Friday, January 8, 2010

Off the Grid - The Battle

Anatomy of a Battle in the War Against Depression/Failure

An extended stint of unemployment can be challenging, especially for single people holed up in their homes or apartments with, seemingly, nothing more to do than check the same old job boards and struggle against the urge to crawl back to bed.

I know. I’ve been unemployed, semi-employed and underemployed since May, and it’s getting to me. Recently, some lucky freelance assignments have dried up, hours at J.Jill have shrunk, and a cold snap has put my regular, early morning walks on hiatus.

While I write in my journal every morning, creating project ideas and crafting careful to-do lists, I find it harder and harder to actually get out of bed and into my office/studio.
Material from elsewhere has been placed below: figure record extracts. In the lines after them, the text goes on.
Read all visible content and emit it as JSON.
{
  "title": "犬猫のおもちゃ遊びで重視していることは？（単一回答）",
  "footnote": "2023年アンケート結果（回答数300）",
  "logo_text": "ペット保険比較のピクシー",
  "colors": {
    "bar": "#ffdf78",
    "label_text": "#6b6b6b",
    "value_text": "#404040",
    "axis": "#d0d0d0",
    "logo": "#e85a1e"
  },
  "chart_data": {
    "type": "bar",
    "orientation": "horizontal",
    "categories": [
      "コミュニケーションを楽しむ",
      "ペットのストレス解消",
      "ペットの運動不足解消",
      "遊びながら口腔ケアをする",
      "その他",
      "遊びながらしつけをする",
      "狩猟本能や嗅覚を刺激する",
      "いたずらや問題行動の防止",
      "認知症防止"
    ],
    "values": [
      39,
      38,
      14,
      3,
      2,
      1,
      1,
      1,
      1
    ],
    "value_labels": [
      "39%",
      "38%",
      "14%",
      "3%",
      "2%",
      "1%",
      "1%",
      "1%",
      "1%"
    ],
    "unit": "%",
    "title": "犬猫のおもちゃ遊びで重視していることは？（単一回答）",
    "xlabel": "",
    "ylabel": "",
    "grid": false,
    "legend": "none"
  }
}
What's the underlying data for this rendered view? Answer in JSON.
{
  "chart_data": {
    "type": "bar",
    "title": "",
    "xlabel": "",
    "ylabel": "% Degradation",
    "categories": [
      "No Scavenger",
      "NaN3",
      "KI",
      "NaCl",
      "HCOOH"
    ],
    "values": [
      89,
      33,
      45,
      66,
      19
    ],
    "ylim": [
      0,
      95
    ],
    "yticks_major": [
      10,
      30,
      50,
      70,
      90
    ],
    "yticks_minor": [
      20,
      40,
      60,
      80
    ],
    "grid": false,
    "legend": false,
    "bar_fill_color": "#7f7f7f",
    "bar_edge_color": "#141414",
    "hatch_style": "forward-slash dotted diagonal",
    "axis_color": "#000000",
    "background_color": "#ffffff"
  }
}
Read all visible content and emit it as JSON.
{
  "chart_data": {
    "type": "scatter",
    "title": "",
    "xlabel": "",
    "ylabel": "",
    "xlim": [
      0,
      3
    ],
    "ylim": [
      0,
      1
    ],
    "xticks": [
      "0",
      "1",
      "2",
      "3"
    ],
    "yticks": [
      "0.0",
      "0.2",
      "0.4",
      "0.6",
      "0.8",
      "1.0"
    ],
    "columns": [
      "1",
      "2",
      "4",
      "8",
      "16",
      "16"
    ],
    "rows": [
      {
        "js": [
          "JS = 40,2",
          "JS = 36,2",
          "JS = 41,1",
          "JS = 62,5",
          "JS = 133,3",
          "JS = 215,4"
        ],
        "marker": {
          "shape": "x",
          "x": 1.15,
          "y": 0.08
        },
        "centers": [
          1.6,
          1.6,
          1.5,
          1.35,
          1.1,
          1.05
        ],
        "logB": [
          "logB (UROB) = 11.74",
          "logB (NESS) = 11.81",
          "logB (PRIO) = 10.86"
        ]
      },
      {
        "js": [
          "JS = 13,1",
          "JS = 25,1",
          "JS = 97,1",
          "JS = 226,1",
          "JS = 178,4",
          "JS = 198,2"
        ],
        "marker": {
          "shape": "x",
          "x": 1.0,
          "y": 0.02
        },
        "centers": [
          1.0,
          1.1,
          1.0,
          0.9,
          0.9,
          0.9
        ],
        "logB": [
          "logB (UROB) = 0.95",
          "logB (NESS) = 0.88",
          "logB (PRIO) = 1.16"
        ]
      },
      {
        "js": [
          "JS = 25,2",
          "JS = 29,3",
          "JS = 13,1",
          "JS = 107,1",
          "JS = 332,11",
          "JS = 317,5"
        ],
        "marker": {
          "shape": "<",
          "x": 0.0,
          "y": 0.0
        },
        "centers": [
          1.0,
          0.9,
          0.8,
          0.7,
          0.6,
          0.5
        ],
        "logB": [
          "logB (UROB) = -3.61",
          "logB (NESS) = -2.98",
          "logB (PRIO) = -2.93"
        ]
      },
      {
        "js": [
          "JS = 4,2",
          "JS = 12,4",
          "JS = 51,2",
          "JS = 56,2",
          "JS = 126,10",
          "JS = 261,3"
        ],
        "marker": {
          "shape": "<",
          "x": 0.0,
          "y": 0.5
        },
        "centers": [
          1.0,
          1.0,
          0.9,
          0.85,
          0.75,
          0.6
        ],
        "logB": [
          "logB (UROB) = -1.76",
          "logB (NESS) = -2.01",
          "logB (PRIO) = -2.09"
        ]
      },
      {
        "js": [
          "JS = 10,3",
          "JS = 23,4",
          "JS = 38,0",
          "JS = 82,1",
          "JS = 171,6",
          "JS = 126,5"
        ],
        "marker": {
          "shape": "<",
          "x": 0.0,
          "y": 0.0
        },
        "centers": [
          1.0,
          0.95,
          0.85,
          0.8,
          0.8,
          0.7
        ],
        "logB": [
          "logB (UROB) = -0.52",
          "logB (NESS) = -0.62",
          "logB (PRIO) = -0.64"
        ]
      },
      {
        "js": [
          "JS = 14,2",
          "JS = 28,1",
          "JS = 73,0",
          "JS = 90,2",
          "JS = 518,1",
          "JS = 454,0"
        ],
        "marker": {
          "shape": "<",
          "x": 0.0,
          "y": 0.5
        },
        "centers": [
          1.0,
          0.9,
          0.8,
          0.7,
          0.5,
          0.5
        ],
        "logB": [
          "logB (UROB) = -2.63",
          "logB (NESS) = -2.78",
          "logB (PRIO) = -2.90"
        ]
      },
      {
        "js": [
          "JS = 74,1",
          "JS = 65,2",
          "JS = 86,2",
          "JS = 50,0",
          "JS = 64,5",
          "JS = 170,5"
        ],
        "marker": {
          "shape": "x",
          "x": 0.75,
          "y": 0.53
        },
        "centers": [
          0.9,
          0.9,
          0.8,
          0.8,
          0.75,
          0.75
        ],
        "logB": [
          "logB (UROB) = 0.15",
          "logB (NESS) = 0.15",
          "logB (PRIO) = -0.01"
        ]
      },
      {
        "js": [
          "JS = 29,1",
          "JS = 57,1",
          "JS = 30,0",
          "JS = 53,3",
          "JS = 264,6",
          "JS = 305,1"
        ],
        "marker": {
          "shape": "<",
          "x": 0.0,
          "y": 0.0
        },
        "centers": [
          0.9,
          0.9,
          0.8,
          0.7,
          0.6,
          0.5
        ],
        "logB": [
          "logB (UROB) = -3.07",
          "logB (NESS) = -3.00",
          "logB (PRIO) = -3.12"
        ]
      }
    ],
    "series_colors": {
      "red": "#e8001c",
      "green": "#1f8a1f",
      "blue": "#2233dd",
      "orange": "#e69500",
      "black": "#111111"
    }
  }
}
Today, for example, was to be a studio day. An email from a gallery owner with some semi-good news about a few of my artist books: they were being considered by a collector (good) but felt to be overpriced (bad). Would I consider re-pricing? Yes. I left this exchange primed to make more books. Indeed, I’m planning a show for May and need to be working. So what did I make this morning? Cookies!

As a freelance writer and book artist, my days are created from raw ingredients of ideas, equipment, supplies, skills and experience. But I need more. I need confidence and energy. I need a sense of purpose. Why am I floundering? Could it be fear?

As an unemployed editor and staff writer, my days are created from Internet searches, LinkedIn networking, resume tweaking and follow-ups on every and all meetings. I search the area colleges for openings in faculty, administration and management. I search the businesses closest to home because I really don’t want another 20-mile commute to cubeland. I do, however, want the “safety” net of insurance, steady pay, fellow sufferers. I want the identity I used to have. I want my friends to respect me.

Maybe I need to commit, either to getting a job or to being a freelance writer and book artist. It is 1 in the afternoon. I’ve checked the forums of the freelance networks I joined. I’ve perused the articles in Suite 101, a content mill that has accepted my application to write (at a rate I was earning in 1979). I’ve made another list. I’ve called my hair stylist. I’ve felt old. I’ve read sample query letters. I’ve eaten lunch. And now I sit down to do what I do best: ponder what to do next.

I feel better. But I still have not committed.